Elles soutiennent que :
- leur requête est recevable ;
- la décision est insuffisamment motivée ;
- la décision méconnait l’article 6 al. 2 de la directive habitat, les articles 3 et 4 de la directive Oiseaux et l’article L. 414-4 du code de l’environnement, dès lors que la chasse dans la zone en cause a des effets significatifs sur le maintien dans un état de conservation favorable des habitats naturels et des espèces ; sur les 8 espèces protégées au titre de la zone de protection spéciale (ZPS), 6 espèces font l’objet d’une autorisation de chasse alors que leur état de conservation est préoccupant ; le bruit généré par les coups de feu provoque un effarouchement des oiseaux ; la chasse porte atteinte à l’unité fonctionnelle constituée de l’association zones de repos/zones de nourrissage, dégrade les habitats naturels, provoque une pollution au plomb des projectiles ; les « tonnes » de chasse détériorent les habitats ; ces perturbations se cumulent avec celles créées par le réchauffement climatique ; il n’y a aucune mesure efficace pour lutter contre ces perturbations ;
- le préfet n’a procédé à aucune évaluation des incidences Natura 2000, en méconnaissance de l’article 6 al. 3 de la directive habitat et de l’article L. 414-4 du code de l’environnement ;
- le principe de précaution a été méconnu ;
- les zones ZICO situées en dehors de la ZPS actuelles auraient dû être classées en ZPS ; il n’a pas été constitué de réseau cohérent et conforme aux constations scientifiques, en violation des engagements européens de la France.

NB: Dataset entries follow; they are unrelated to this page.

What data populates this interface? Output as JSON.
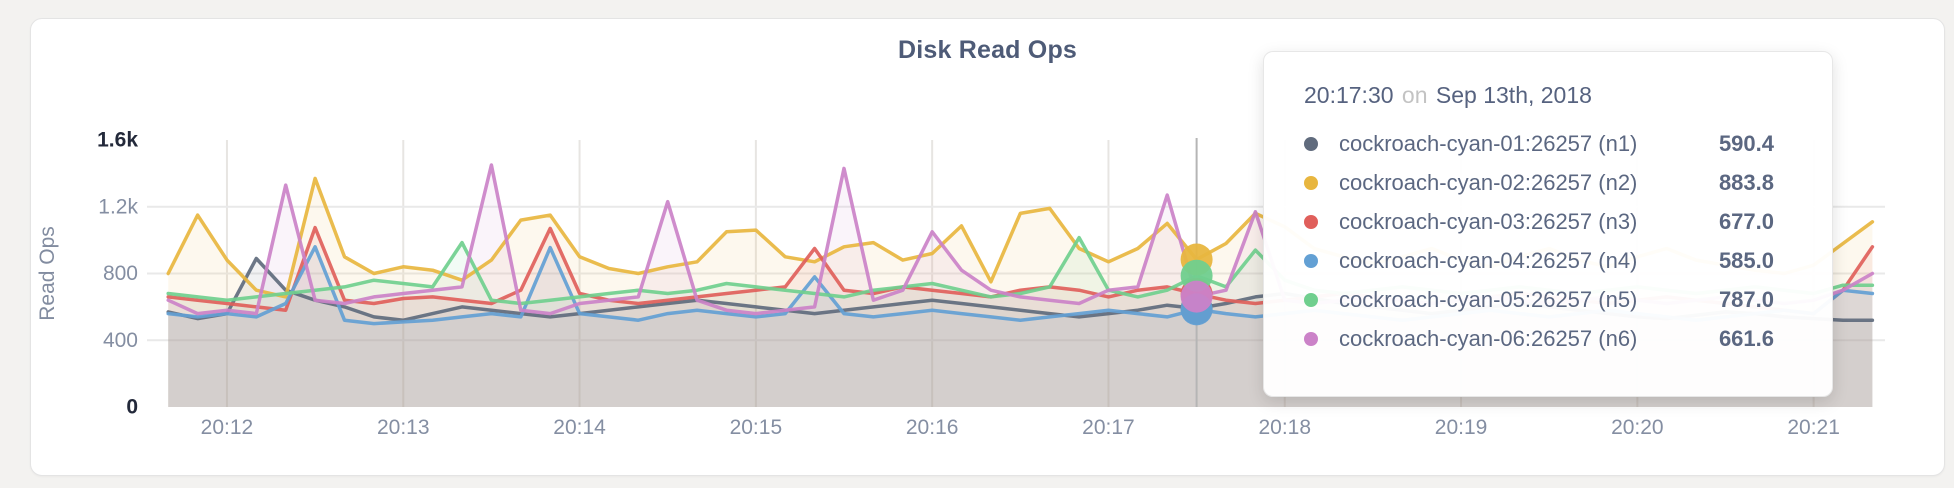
{
  "chart": {
    "title": "Disk Read Ops",
    "y_axis_label": "Read Ops"
  },
  "tooltip": {
    "time": "20:17:30",
    "conjunction": "on",
    "date": "Sep 13th, 2018",
    "rows": [
      {
        "name": "cockroach-cyan-01:26257 (n1)",
        "value_label": "590.4",
        "color": "#606b7d"
      },
      {
        "name": "cockroach-cyan-02:26257 (n2)",
        "value_label": "883.8",
        "color": "#e8b63f"
      },
      {
        "name": "cockroach-cyan-03:26257 (n3)",
        "value_label": "677.0",
        "color": "#e05f5b"
      },
      {
        "name": "cockroach-cyan-04:26257 (n4)",
        "value_label": "585.0",
        "color": "#63a0d4"
      },
      {
        "name": "cockroach-cyan-05:26257 (n5)",
        "value_label": "787.0",
        "color": "#70cf8e"
      },
      {
        "name": "cockroach-cyan-06:26257 (n6)",
        "value_label": "661.6",
        "color": "#cb82c8"
      }
    ]
  },
  "chart_data": {
    "type": "line",
    "title": "Disk Read Ops",
    "xlabel": "",
    "ylabel": "Read Ops",
    "ylim": [
      0,
      1600
    ],
    "x_start_time": "20:11:40",
    "x_step_seconds": 10,
    "x_ticks": [
      "20:12",
      "20:13",
      "20:14",
      "20:15",
      "20:16",
      "20:17",
      "20:18",
      "20:19",
      "20:20",
      "20:21"
    ],
    "y_ticks": [
      {
        "label": "1.6k",
        "value": 1600,
        "emphasis": true
      },
      {
        "label": "1.2k",
        "value": 1200,
        "emphasis": false
      },
      {
        "label": "800",
        "value": 800,
        "emphasis": false
      },
      {
        "label": "400",
        "value": 400,
        "emphasis": false
      },
      {
        "label": "0",
        "value": 0,
        "emphasis": true
      }
    ],
    "grid": true,
    "legend_position": "tooltip",
    "hover": {
      "index": 35,
      "time": "20:17:30"
    },
    "series": [
      {
        "name": "cockroach-cyan-01:26257 (n1)",
        "color": "#606b7d",
        "values": [
          570,
          530,
          560,
          890,
          700,
          640,
          600,
          540,
          520,
          560,
          600,
          580,
          560,
          540,
          560,
          580,
          600,
          620,
          640,
          620,
          600,
          580,
          560,
          580,
          600,
          620,
          640,
          620,
          600,
          580,
          560,
          540,
          560,
          580,
          610,
          590.4,
          620,
          660,
          680,
          650,
          620,
          600,
          580,
          560,
          580,
          600,
          620,
          600,
          580,
          560,
          540,
          530,
          550,
          570,
          560,
          540,
          530,
          520,
          520
        ]
      },
      {
        "name": "cockroach-cyan-02:26257 (n2)",
        "color": "#e8b63f",
        "values": [
          800,
          1150,
          880,
          700,
          660,
          1370,
          900,
          800,
          840,
          820,
          760,
          880,
          1120,
          1150,
          900,
          830,
          800,
          840,
          870,
          1050,
          1060,
          900,
          870,
          960,
          985,
          880,
          920,
          1085,
          750,
          1160,
          1190,
          950,
          870,
          950,
          1100,
          883.8,
          980,
          1160,
          1080,
          950,
          900,
          860,
          900,
          950,
          880,
          840,
          900,
          950,
          880,
          840,
          900,
          950,
          880,
          850,
          820,
          800,
          850,
          980,
          1110
        ]
      },
      {
        "name": "cockroach-cyan-03:26257 (n3)",
        "color": "#e05f5b",
        "values": [
          660,
          640,
          620,
          600,
          580,
          1075,
          640,
          620,
          650,
          660,
          640,
          620,
          700,
          1070,
          680,
          640,
          620,
          640,
          660,
          680,
          700,
          720,
          950,
          700,
          680,
          720,
          700,
          680,
          660,
          700,
          720,
          700,
          660,
          700,
          720,
          677,
          640,
          620,
          640,
          660,
          680,
          660,
          640,
          620,
          640,
          660,
          680,
          660,
          640,
          620,
          640,
          660,
          640,
          620,
          600,
          580,
          560,
          700,
          960
        ]
      },
      {
        "name": "cockroach-cyan-04:26257 (n4)",
        "color": "#63a0d4",
        "values": [
          560,
          540,
          560,
          540,
          620,
          960,
          520,
          500,
          510,
          520,
          540,
          560,
          540,
          955,
          560,
          540,
          520,
          560,
          580,
          560,
          540,
          560,
          780,
          560,
          540,
          560,
          580,
          560,
          540,
          520,
          540,
          560,
          580,
          560,
          540,
          585,
          560,
          540,
          560,
          580,
          560,
          540,
          520,
          540,
          560,
          580,
          560,
          540,
          560,
          580,
          560,
          540,
          520,
          540,
          560,
          580,
          560,
          700,
          680
        ]
      },
      {
        "name": "cockroach-cyan-05:26257 (n5)",
        "color": "#70cf8e",
        "values": [
          680,
          660,
          640,
          660,
          680,
          700,
          720,
          760,
          740,
          720,
          985,
          640,
          620,
          640,
          660,
          680,
          700,
          680,
          700,
          740,
          720,
          700,
          680,
          660,
          700,
          720,
          740,
          700,
          660,
          680,
          720,
          1015,
          700,
          660,
          700,
          787,
          720,
          940,
          760,
          700,
          680,
          700,
          720,
          700,
          680,
          700,
          720,
          700,
          680,
          700,
          720,
          700,
          680,
          700,
          720,
          700,
          680,
          730,
          730
        ]
      },
      {
        "name": "cockroach-cyan-06:26257 (n6)",
        "color": "#cb82c8",
        "values": [
          640,
          560,
          580,
          560,
          1330,
          640,
          620,
          660,
          680,
          700,
          720,
          1450,
          580,
          560,
          620,
          640,
          660,
          1230,
          640,
          580,
          560,
          580,
          600,
          1430,
          640,
          700,
          1050,
          820,
          700,
          660,
          640,
          620,
          700,
          720,
          1270,
          661.6,
          700,
          1170,
          640,
          620,
          640,
          660,
          640,
          620,
          640,
          660,
          640,
          620,
          640,
          660,
          640,
          620,
          640,
          660,
          640,
          620,
          640,
          700,
          800
        ]
      }
    ]
  }
}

Par un mémoire en défense, enregistré le 17 mai 2022, la préfète de la Gironde conclut au rejet de la requête et fait valoir que les moyens soulevés ne sont pas fondés.
Par des mémoires en intervention, enregistrés les 17 mai, 31 août et 2 décembre 2022, la fédération départementale des chasseurs de la Gironde représentée par Me Lagier conclut au rejet de la requête et fait valoir que :
- son intervention est recevable :
- la requête est irrecevable, dès lors que les associations requérantes, qui sont dépourvues d’agrément au titre du code de l’environnement, ont un champ d’intervention national et sont donc dépourvues d’intérêt pour agir à l’encontre d’une mesure locale ;
- la requête et irrecevable, dès lors que la requête et le premier mémoire, enregistrés les 9 et 12 novembre 2021, ne comprenaient qu’une page consacrée à la discussion de la légalité de la décision attaquée, en méconnaissance de l’article R. 411-1 du code de justice administrative, et que le mémoire ampliatif du 16 novembre 2021, qui fait plus de 120 pages, est postérieur à l’expiration du délai de recours contentieux ;
- la requête n’est pas fondée.
Vu les autres pièces du dossier.
Vu :
- la charte de l’environnement ;
- la directive 92/43/CEE du Conseil du 21 mai 1992 ;
- la directive 79/409/CEE du Conseil :
- la directive 2009/147/CE du Parlement et du Conseil du 30 novembre 2009 ;
- le code de l’environnement ;
- l’arrêté du 6 janvier 2005 portant désignation du site Natura 2000 du bassin d’Arcachon banc d’Arguin (zone de protection spéciale) ;
- le code de justice administrative.
Les parties ont été régulièrement averties du jour de l’audience.
Ont été entendus au cours de l’audience publique :
- le rapport de Mme Munoz-Pauziès,
- les conclusions de M. Naud, rapporteur public,
- les observations de Me Crecent, représentant les associations requérantes, celles de M. Garcia pour l’association de défense des milieux aquatiques ;
- et celles de Me Lagier pour la fédération départementale des chasseurs de la Gironde.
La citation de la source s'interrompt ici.